GitHub Template Repository for deploying LabLink infrastructure to AWS
Deploy your own LabLink infrastructure for cloud-based VM allocation and management. This template uses Terraform and GitHub Actions to automate deployment of the LabLink allocator service to AWS.
📖 Main Documentation: https://talmolab.github.io/lablink/
LabLink automates deployment and management of cloud-based VMs for running research software. It provides:
- Web interface for requesting and managing VMs
- Automatic VM provisioning with your software pre-installed
- GPU support for ML/AI workloads
- Chrome Remote Desktop access to VM GUI
- Flexible configuration for different research needs
There are two supported ways to stand up a LabLink deployment. Both consume the same Hydra-validated config.yaml, so you can switch between them later without redoing the AWS setup.

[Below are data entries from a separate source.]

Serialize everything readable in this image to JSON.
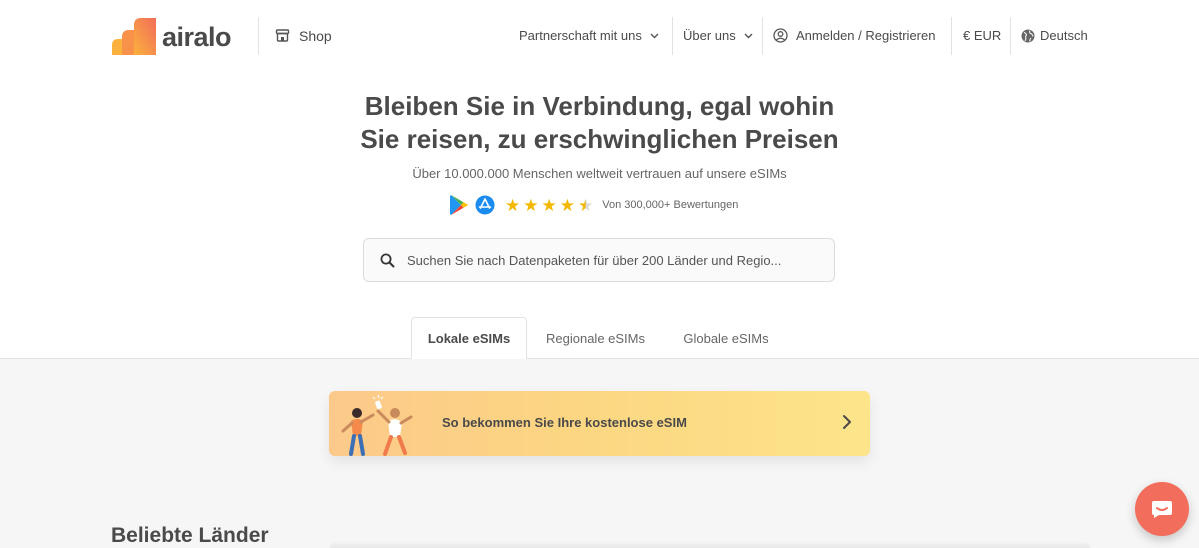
{
  "header": {
    "logo_text": "airalo",
    "shop_label": "Shop",
    "partnership_label": "Partnerschaft mit uns",
    "about_label": "Über uns",
    "login_label": "Anmelden / Registrieren",
    "currency_label": "€ EUR",
    "language_label": "Deutsch"
  },
  "hero": {
    "title_line1": "Bleiben Sie in Verbindung, egal wohin",
    "title_line2": "Sie reisen, zu erschwinglichen Preisen",
    "subtitle": "Über 10.000.000 Menschen weltweit vertrauen auf unsere eSIMs",
    "rating_stars": 4.5,
    "rating_text": "Von 300,000+ Bewertungen"
  },
  "search": {
    "placeholder": "Suchen Sie nach Datenpaketen für über 200 Länder und Regio..."
  },
  "tabs": [
    {
      "label": "Lokale eSIMs",
      "active": true
    },
    {
      "label": "Regionale eSIMs",
      "active": false
    },
    {
      "label": "Globale eSIMs",
      "active": false
    }
  ],
  "banner": {
    "text": "So bekommen Sie Ihre kostenlose eSIM"
  },
  "section": {
    "title": "Beliebte Länder"
  },
  "colors": {
    "brand_coral": "#f26d5b",
    "brand_orange": "#f9a03f",
    "star": "#f5b800",
    "text": "#4a4a4a"
  },
  "icons": {
    "shop": "store-icon",
    "user": "user-circle-icon",
    "globe": "globe-icon",
    "search": "search-icon",
    "chat": "chat-icon"
  }
}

| Path | When to choose it | How it works |
|---|---|---|
Path A — lablink-cli (single terminal) |
You want to deploy from your laptop without wiring up GitHub Actions, or you prefer a single-process workflow. | uv tool install lablink-cli → lablink doctor → lablink configure → lablink setup → lablink deploy. See the lablink-cli docs. |
| Path B — this template + GitHub Actions (covered below) | You want fork-and-deploy with deployments triggered/audited from GitHub, OIDC-based AWS auth, and state stored in S3. | Click Use this template → run ./scripts/setup.sh → trigger the terraform-deploy.yml workflow. |
The rest of this README documents Path B. If you're new and have no preference for GitHub Actions, Path A is the lowest-friction option.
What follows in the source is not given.